How to prove this is a rational number

Question

I'm not sure how to prove this is a rational number $\frac{q}{m}$, can some one show me? $$\frac{q}{m}=\frac{(\frac{1+\sqrt5}{2})^n - (\frac{1-\sqrt5}{2})^n}{\sqrt5}$$

Answer 1

Hint $\ $ It is invariant under conjugation $\,\sqrt{5}\mapsto -\sqrt{5},\,$ so is rational.

Answer 2

You can use the binomial theorem to show that all the rational terms in the numerator (the ones with even powers of $\sqrt 5$ cancel) and all the terms with an odd number of factors of $\sqrt 5$ add. It takes paying attention to the minus signs. Then the $\sqrt 5$ in the denominator takes care of the odd $\sqrt 5$, leaving a rational.

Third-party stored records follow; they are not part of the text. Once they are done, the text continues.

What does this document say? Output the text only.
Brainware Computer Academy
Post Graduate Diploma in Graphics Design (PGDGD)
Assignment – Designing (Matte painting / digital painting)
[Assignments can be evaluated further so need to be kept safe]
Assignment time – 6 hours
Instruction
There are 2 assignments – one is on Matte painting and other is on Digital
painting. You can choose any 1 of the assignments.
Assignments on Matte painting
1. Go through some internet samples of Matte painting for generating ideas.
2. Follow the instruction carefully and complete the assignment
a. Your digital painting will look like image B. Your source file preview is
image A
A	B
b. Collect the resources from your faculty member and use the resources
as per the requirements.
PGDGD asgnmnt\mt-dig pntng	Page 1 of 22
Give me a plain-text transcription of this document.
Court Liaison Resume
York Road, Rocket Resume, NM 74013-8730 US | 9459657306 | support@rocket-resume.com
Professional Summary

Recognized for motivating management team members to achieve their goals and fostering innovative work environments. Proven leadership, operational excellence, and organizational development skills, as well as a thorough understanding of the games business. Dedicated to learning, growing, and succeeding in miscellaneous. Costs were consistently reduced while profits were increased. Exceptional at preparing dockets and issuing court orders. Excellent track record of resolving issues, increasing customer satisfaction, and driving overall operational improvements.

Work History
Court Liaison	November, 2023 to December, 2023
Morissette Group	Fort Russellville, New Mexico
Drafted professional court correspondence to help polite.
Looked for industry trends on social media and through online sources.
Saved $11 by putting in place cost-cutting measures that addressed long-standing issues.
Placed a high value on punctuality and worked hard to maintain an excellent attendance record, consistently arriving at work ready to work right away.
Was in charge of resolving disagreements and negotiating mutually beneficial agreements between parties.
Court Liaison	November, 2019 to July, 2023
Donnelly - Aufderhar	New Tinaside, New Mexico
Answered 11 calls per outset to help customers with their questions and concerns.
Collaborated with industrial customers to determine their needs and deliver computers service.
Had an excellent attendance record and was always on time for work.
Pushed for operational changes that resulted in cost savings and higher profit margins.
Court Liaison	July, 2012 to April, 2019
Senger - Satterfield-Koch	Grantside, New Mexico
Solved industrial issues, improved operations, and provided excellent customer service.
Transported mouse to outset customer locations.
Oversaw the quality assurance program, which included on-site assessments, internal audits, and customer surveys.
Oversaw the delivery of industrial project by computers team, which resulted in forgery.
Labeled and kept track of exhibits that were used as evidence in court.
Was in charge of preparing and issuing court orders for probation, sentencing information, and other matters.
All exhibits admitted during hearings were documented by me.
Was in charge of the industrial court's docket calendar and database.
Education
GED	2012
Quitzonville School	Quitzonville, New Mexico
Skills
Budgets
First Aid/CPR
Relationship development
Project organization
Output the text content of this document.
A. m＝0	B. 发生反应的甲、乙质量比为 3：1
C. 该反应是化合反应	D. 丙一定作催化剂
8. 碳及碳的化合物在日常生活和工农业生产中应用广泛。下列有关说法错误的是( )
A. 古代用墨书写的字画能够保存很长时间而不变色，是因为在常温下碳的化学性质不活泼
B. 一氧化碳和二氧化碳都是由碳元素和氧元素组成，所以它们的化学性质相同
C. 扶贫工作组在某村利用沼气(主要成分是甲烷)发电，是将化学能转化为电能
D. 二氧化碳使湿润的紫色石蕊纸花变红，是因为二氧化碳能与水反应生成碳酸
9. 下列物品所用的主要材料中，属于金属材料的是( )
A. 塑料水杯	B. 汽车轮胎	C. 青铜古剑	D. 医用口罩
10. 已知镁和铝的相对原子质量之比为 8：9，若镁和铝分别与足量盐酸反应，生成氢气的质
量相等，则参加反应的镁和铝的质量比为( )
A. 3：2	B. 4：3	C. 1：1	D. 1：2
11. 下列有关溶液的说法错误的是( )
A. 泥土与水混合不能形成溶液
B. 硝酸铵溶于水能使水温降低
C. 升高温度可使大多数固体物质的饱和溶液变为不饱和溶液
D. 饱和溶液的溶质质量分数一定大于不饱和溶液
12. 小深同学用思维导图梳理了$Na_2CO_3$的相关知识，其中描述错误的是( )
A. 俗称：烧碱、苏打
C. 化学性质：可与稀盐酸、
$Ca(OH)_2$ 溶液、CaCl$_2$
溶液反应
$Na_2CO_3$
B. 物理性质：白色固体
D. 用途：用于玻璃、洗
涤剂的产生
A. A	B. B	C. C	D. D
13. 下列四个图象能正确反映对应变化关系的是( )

Another approach is induction. Prove it by hand for $n=0, n=1$, then show that the values satisfy the Fibonacci recurrence. As the recurrence has rational coefficients, they will all be rational (in fact, natural)

Answer 3

Use induction to show that the sequence $$ a_n = \frac{(\frac{1+\sqrt5}{2})^n - (\frac{1-\sqrt5}{2})^n}{\sqrt5} $$ Satisfies $a_n = a_{n-1} + a_{n-2}$. Noting that $a_0$ and $a_1$ are rational, we can conclude (again, using induction) that each $a_n = a_{n-1} + a_{n-2}$ is the sum of rational numbers and is hence rational.

Note that we can also write the terms for $n \geq 1$ as $$ a_n = \sum_{k=0}^{n-1} \frac{\varphi^{n-k}}{(-\varphi)^{k}} = \sum_{k=0}^{n-1} (-1)^{k}\varphi^{n-2k} $$ Where $\varphi = \frac{1 + \sqrt5}{2}$ is the golden ratio. This alternate expression might be easier to deal with for induction.

Answer 4

Lt me consider $$S(n) = 2\frac{ \left((a+b)^n-(a-b)^n\right)}{b}$$The binomial theorem will be applied to each term and the result will be expanded and simplified. So, the results are successively $$S(1) = 4$$ $$S(2) = 8 a$$ $$S(3)= 4\left(3 a^2+b^2\right)$$ $$S(4)= 16 a \left(a^2+b^2\right)$$ $$S(5)=4 \left(5 a^4+10 a^2 b^2+b^4\right)$$ $$S(6)=8 a \left(3 a^2+b^2\right) \left(a^2+3 b^2\right)$$ $$S(7)=4 \left(7 a^6+35 a^4 b^2+21 a^2 b^4+b^6\right)$$ $$S(8)=32 a \left(a^2+b^2\right) \left(a^4+6 a^2 b^2+b^4\right)$$

So, you see, as clearly pointed out by the previous comments and answers, that if $a$ is rational and $b$ the square root of a rational, the result is rational.